The development of drugs aimed at new molecular targets exemplifies the power of translational research — “bench to bedside” translation of biomolecular science into clinical practice — to offer both significant clinical outcomes and the opportunity for commercial benefit. Classic examples are the monoclonal antibody trastuzumab for HER-2 receptor-positive breast cancer and the “designer” small-molecule inhibitor imatinib for BCR/ABL-positive chronic myeloid leukaemia.1,2 However, in Australia, there are structural constraints on funding for translational clinical research that prevent us participating fully in its clinical and financial benefits.

To understand these constraints, we need to examine the roles of the various regulatory and funding bodies in Australia — the Pharmaceutical Benefits Scheme (PBS), Medical Services Advisory Committee (MSAC), Medicare, and the National Health and Medical Research Council (NHMRC). We also need to consider their different attitudes to “primary” and “second-generation” clinical trials.

Pharmaceutical companies devise clinical trial strategies to register their drugs as rapidly as possible. These “primary” trials are conducted by large groups and provide high statistical power;3 the resulting data form the basis for drug marketing and reimbursement in Australia by the PBS. In contrast, “second-generation” trials apply new pathological and radiological technologies to refine treatment schedules and identify patient subgroups in whom new drugs have optimal clinical and cost-effectiveness. Second-generation trials have the potential both to improve clinical outcomes and to reduce costs.

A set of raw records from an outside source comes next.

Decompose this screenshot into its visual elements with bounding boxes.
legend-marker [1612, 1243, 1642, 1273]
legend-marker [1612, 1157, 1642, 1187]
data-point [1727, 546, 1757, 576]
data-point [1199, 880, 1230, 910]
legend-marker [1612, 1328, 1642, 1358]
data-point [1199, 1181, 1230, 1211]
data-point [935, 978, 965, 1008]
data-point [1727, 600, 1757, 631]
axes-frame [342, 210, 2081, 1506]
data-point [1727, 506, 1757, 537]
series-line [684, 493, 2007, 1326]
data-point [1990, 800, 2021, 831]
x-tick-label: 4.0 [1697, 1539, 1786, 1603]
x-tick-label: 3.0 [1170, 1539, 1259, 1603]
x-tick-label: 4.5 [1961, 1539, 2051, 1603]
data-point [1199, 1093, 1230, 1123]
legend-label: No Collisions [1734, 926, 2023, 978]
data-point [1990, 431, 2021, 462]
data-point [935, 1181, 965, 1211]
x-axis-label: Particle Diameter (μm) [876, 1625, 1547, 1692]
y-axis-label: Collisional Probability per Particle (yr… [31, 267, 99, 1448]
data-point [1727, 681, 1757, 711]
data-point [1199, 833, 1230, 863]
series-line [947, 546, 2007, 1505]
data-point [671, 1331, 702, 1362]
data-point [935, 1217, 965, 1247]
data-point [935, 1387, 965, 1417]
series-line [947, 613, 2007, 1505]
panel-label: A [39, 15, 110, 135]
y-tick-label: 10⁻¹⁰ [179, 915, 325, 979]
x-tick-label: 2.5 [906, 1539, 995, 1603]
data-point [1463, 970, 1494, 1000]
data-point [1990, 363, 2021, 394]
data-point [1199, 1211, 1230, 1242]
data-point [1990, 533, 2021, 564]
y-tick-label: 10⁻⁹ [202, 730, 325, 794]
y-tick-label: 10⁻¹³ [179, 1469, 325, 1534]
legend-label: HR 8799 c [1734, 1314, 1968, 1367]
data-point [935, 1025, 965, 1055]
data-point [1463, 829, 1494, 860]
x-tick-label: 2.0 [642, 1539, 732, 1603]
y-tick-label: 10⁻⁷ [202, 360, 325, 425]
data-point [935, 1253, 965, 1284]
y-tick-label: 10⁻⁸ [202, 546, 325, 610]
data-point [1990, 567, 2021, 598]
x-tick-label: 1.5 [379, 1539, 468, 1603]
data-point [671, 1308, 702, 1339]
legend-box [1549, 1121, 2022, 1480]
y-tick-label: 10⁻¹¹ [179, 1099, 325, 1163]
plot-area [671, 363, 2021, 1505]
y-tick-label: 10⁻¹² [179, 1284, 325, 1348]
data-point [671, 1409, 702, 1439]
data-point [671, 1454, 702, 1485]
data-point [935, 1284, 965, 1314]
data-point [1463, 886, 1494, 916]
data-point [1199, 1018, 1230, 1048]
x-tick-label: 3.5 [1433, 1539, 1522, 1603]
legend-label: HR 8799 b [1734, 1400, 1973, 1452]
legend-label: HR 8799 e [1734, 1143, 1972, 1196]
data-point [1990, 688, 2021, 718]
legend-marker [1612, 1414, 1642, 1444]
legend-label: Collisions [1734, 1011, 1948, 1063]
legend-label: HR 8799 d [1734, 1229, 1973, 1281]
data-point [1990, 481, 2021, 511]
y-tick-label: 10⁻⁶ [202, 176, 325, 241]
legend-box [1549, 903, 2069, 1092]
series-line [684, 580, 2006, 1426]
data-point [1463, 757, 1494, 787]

In Europe, second-generation studies refining dosage and patient subgroups are emerging through government-funded cooperative trial groups. Such studies require integrated funding of imaging, molecular analysis and pharmaceutics. This is currently not possible in Australia, reflecting “silo”-like structural barriers that prevent the PBS, MSAC and Medicare commissioning research. These regulatory bodies are unable to look beyond primary marketing data submitted by industry. They are unable to commission evaluation of the integration of diagnostic and therapeutic modalities. The optimal indications, schedules and duration of use of expensive pharmaceuticals cannot be effectively investigated in Australia — our superb collaborative clinical trial organisations are structurally limited to first-generation industry-funded studies, unless they can obtain funding through competitive grant systems that are neither pragmatically nor economically orientated.

Two examples of second-generation trials that Australian groups have not accessed, reflecting the inability of the regulatory silos to fund such activity, are:

• Trastuzumab in HER-2 receptor-positive early breast cancer.4 Based on initial trials, current therapy is a 1-year course of the monoclonal antibody trastuzumab, at a cost to the PBS of about $50 000 per course. Separate European groups are currently investigating 3-month and 6-month versus 12-month courses with potential for dramatic cost savings and reduction in toxicity.

• Oxaliplatin in stage II colorectal cancer.5 Current therapy includes a 6-month course of this expensive and toxic drug at an overall cost of about $20 000. European groups are comparing 3-month versus 6-month courses, which could increase cost effectiveness and reduce toxicity. An application by an Australian group to the NHMRC to fund participation in this cost-neutral study was not ranked highly enough based on “lack of innovation” (Professor J Zalcberg, Peter MacCallum Cancer Institute, Melbourne, VIC, personal communication).

A solution to the disconnection between regulation and funding could be to develop relationships between the PBS, MSAC, Medicare and others to address funding of the translation of new diagnostic and therapeutic technologies into practice. The treatment of cancer is an ideal model for this, given its interdependence on imaging, molecular pathology and targeted therapeutics.6

The stakes are high. In the 2005–06 financial year, the PBS cost7 Australia more than $6 billion, and its cost is increasing rapidly. The current Health Technology Assessment review to examine Therapeutic Goods Administration and MSAC procedures may solve some of these problems; it has noted the need to coordinate Pharmaceutical Benefits Advisory Committee and MSAC recommendations.8

One solution could be the creation of an “Emerging Technology Assessment Group”, representing the PBS, MSAC, Medicare, NHMRC and the cooperative clinical trials groups, supported by health economics input. This group could recognise emerging issues and commission appropriate second-generation trials. These would almost certainly be associated with international groups using the European model. These trials would be cost-neutral, reflecting reduced drug usage in the experimental arms. There may even be a place for a “health dollar offset trading scheme” (analogous to carbon emissions trading schemes) between the PBS, MSAC and Medicare.

The second-generation trials would represent a new form of postmarketing surveillance, with the emphasis moving from assessing toxicity to optimising clinical and cost outcomes through the application of technology to translate into rational therapeutics. We should not adopt the simplistic solution of using NHMRC funding for these trials, as this would exacerbate the cost-transfer silo problem. The scheme should also recognise the need for Australian Health Care Agreements to appropriately support clinical research and infrastructure funding in teaching hospitals.